We believe that this narrow failure is only due to an insufficiently
exhaustive search of the PES and that generating more structures according
to the algorithm would fix this, but at a higher computational expense.We have systematically explored the effect of the different parameters
on the performance of the GA and the DIC-BH for this complex system.

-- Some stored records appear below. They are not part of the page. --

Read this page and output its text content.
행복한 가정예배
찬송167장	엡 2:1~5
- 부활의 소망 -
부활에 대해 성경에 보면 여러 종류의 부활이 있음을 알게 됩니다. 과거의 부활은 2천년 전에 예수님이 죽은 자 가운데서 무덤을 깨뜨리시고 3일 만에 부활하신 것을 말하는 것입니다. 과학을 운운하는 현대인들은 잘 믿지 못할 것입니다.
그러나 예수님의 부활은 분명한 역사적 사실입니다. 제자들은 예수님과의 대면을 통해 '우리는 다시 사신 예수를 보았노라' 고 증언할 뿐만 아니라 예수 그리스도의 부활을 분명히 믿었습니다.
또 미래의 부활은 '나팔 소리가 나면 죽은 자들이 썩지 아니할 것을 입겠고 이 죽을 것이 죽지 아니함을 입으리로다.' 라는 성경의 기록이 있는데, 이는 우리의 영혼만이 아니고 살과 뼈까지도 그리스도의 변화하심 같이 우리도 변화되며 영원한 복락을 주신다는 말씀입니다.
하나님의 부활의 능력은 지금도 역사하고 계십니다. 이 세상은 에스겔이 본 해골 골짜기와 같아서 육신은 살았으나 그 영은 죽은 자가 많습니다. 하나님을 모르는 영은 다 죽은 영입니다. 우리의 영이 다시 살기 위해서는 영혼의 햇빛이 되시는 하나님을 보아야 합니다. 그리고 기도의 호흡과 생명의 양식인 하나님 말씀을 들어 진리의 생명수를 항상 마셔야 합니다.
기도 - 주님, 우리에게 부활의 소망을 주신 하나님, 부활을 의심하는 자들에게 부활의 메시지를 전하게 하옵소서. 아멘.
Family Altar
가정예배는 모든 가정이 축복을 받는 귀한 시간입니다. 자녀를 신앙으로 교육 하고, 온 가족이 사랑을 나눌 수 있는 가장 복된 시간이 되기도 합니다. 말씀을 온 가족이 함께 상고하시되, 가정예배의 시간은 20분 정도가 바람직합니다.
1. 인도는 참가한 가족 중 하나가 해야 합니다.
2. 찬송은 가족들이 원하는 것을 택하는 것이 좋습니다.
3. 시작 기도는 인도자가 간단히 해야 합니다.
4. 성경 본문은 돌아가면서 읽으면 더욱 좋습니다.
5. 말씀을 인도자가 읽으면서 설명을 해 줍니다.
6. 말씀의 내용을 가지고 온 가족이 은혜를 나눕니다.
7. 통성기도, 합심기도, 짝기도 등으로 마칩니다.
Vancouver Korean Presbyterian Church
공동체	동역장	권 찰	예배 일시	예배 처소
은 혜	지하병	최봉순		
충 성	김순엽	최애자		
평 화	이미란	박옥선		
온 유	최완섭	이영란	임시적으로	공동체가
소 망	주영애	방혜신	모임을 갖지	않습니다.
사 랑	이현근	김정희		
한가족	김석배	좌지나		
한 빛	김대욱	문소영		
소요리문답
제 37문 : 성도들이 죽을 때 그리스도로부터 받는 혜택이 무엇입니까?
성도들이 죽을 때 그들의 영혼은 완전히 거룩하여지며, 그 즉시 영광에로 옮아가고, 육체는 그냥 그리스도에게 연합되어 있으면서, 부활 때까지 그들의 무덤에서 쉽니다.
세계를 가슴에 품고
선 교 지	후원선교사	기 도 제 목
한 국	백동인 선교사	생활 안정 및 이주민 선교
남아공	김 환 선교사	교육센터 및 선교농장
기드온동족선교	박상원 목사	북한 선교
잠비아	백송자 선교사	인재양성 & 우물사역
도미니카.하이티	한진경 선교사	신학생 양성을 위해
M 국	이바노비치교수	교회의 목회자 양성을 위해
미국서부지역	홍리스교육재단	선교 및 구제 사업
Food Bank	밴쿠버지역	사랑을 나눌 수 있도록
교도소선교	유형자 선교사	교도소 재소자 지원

Our general conclusion is that mutating the initial ionic coordinates
in the GA, or analogously displacing in the BH, by IIA = dr = 1/2 of the average bond length in the GA is optimal, and this
parameter can make a big difference to the efficiency. The other parameters
can also make a significant difference to the algorithm performance,
and we have evaluated their effect on efficiency, robustness, and
stagnation. On the basis of this, we have found a good parameter set
for both algorithms that we recommend being used in other studies,
without the need for further system-specific optimization.